Problem with Network Manager
Miles Lane
miles.lane at gmail.com
Sun Oct 1 04:40:57 UTC 2006
On 9/30/06, Peter Garrett <peter.garrett at optusnet.com.au> wrote:
> On Sat, 30 Sep 2006 14:07:22 +0200
> "Ben Edwards (lists)" <lists at videonetwork.org> wrote:
>
> > Been trying to get network manager working. I have the applet but when
> > I click on it it only shows wired network, and this is only if I start
> > eth0 manually. Currently I have eth0 and ra0 in my interfaces file
> > (neither with auto). I have also started er0 and it does not show up.
>
> Network Manager doesn't play nice with /etc/network/interfaces :)
> You need to comment out all interfaces in that file except for the "lo"
> stanza which normally looks like
>
> #loopback
> auto lo
> iface lo inet loopback
>
>
> >
> > Also looking a http://www.gnome.org/projects/NetworkManager/ half way
> > down the page there is a screenshot showing a applet with a drop down
> > panel showing a list of wireless networks and there signal strength.
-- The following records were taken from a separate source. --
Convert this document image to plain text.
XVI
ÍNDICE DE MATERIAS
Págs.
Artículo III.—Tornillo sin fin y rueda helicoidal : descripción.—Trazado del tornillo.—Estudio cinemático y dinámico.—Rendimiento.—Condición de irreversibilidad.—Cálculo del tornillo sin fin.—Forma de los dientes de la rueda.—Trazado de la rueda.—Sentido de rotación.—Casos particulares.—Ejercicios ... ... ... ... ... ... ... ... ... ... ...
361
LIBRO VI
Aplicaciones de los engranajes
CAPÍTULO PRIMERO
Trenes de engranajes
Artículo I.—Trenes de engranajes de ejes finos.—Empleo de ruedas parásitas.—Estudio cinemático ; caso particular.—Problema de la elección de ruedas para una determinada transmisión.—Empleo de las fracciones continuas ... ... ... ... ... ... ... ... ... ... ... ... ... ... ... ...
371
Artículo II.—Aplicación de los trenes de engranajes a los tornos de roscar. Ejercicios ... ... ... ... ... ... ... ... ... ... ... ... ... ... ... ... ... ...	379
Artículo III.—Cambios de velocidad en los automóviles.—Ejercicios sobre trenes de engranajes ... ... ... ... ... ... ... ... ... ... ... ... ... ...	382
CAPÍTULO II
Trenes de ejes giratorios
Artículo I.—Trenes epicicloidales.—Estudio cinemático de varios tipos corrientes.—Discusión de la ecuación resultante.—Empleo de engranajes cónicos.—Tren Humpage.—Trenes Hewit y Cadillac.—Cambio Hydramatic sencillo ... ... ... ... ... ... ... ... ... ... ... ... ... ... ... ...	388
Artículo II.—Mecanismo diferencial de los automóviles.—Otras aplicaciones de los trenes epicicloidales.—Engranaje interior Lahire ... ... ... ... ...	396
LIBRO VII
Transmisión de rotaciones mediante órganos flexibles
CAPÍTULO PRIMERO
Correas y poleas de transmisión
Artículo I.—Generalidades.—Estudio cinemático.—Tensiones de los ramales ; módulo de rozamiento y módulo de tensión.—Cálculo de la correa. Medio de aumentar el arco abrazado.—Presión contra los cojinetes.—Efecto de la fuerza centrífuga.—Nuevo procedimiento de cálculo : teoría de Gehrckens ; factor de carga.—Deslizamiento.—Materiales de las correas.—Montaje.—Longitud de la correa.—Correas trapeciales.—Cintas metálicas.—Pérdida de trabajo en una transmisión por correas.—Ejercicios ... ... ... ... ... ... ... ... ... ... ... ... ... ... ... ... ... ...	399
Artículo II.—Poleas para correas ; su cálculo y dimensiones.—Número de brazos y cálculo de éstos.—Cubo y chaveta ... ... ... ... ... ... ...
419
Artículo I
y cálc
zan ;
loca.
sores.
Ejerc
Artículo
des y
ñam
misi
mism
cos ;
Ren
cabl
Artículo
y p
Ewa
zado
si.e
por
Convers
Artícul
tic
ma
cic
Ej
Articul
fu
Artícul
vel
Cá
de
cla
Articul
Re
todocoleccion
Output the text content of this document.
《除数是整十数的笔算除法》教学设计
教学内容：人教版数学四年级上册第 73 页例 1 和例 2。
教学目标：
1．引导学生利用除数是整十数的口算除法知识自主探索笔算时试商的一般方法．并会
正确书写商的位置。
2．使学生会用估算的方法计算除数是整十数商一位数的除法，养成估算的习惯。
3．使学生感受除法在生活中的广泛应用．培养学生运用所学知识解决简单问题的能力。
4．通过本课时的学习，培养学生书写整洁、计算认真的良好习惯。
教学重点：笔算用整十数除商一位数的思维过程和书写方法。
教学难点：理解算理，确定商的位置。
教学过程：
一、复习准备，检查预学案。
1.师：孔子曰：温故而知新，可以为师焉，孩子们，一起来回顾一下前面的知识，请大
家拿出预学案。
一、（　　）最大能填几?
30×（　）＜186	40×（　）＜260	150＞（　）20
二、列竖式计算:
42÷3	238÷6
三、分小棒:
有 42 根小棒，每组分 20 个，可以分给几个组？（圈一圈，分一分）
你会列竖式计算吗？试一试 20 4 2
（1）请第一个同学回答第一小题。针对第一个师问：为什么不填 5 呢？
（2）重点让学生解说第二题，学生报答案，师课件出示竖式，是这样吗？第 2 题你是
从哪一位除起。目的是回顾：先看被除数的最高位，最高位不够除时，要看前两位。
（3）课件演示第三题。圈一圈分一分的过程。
> > The applet I have had do drop down;(
>
> Probably because your interfaces file is confusing Network Manager,
> although I might be wrong...
> >
> > I then installed Wireless Assistant and this shows 4 wireless networks
> > in range.
>
> Well, you can either use the "traditional" /etc/network/interfaces
> approach, or the Network Manager approach - but not both at once. Most of
> the other tools, as far as I know, use the older method.
>
> Things I discovered the hard way:
>
> 1) Make sure that your card supports/ will work with wpasupplicant if you
> are using the latest Network Manager and nm-applet packages
>
> 2) You can sometimes persuade N-M to behave by running
>
> sudo /etc/init.d/dbus restart
>
> then starting nm-applet
>
> (Provided that you've removed or commented out the entries
> in /etc/network/interfaces as above)
>
> 3) Check that the "wireless enabled" is ticked when you right click on
> nm-applet
>
> 4) If N-M has one of its periodic attacks of amnesia, sometimes clicking
> the drop down ( left click on applet) and selecting the alternative
> interface will convince it to remember that wireless is present ( or
> wired, if that is connected)
>
> If it simply can't remember ( it happens periodically that it has these
> little tantrums ), you can try "Connect to other wireless network" and
> re-enter your essid and pass etc. - this sometimes helps to wake it up,
> I've found, after which it asks for the keyring password again, and decides
> with some reluctance that a nearby access point exists after all ...
>
> 5) There's a fair bit of useful stuff on
>
> https://help.ubuntu.com/community/WifiDocs/NetworkManager
>
> 6) Try to keep a sense of humour. Network Manager seems to be very much a
> work in progress ;-)
>
> When it works, it's very nice. It's a bit temperamental at times, it
> seems...
Thanks,
This helped me get NetworkManager working on my fresh Ubuntu 6.10 Beta install.